President Trump really doesn’t care about what you think.
One would think that after a year and a half of a presidency under the cloud of an investigation into collusion with a country that every one of our intelligence agencies says actively interfered with our electoral process — and, many believe, tipped the election in his favor — that the president would be attempting to put as much distance between himself and the Kremlin as possible.
Every move that Trump has made towards Russia, however, has just increased the suspicions that he is squarely in Vladimir Putin’s pocket.
The delay in implementing the sanctions that Congress overwhelmingly approved against Russia after the suspicious poisoning of a former spy and his daughter in London; the insistence that the G7 readmit Russia to the group of international leaders; the secretive phone calls to Putin; the acceptance of Putin’s claim not to have interfered in the election; the undermining of the NATO alliance; all of these actions have only granted credibility to the idea that the Kremlin has more kompromat on Trump than Special Counsel Robert Mueller could ever dream of finding.
Trump’s announcement of a summit meeting with Putin later this month in Helsinki, Finland only added fuel to the raging fire. Even more damning was the news reported by CNN that initially at least the meeting will be a one-on-one conclave with no aides present to overhear the conversation or take notes on what is being said.
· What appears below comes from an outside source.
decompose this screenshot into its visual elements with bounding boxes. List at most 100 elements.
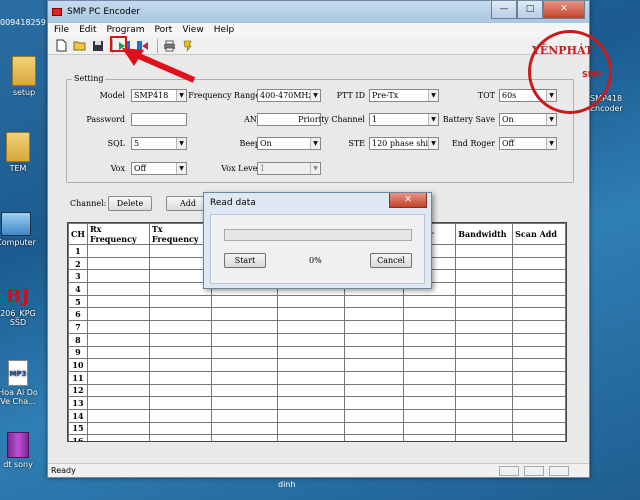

CNN cites some officials as being worried that Putin, a former master spy and a canny negotiator, could take advantage of the man who considers himself a “stable genius” and extract concessions from Trump on sanctions or other issues such as the recognition of Russia’s claim to Crimea.
Last week Trump gave reporters on Air Force One a preview of the planned conversation with Putin.
“I’ll talk to him about everything,” Trump said. “We’re going to talk about Ukraine, we’re going to be talking about Syria, we’ll be talking about elections. And we don’t want anybody tampering with elections. We’ll be talking about world events. We’ll be talking about peace. Maybe we talk about saving billions of dollars on weapons, and maybe we don’t.”
Whatever is on the agenda, as long as Trump and his campaign are under investigation for collusion with the Kremlin (and of obstructing justice in the investigation), any meeting with Putin will be regarded with great suspicion and the potential to be interpreted as the agent returning to his supervisor to get further instructions in carrying out their planned mission — particularly when there is no one else in the room to hear what they are actually saying to each other.
Trump warned during the campaign of the dangers of electing a president who would be under constant investigation from the beginning of their term in office, saying it would create “an unprecedented and protracted constitutional crisis”. He was referring to Hillary Clinton, of course, but as his own presidency plays out, it appears as if it was the one time that Donald Trump actually spoke the truth.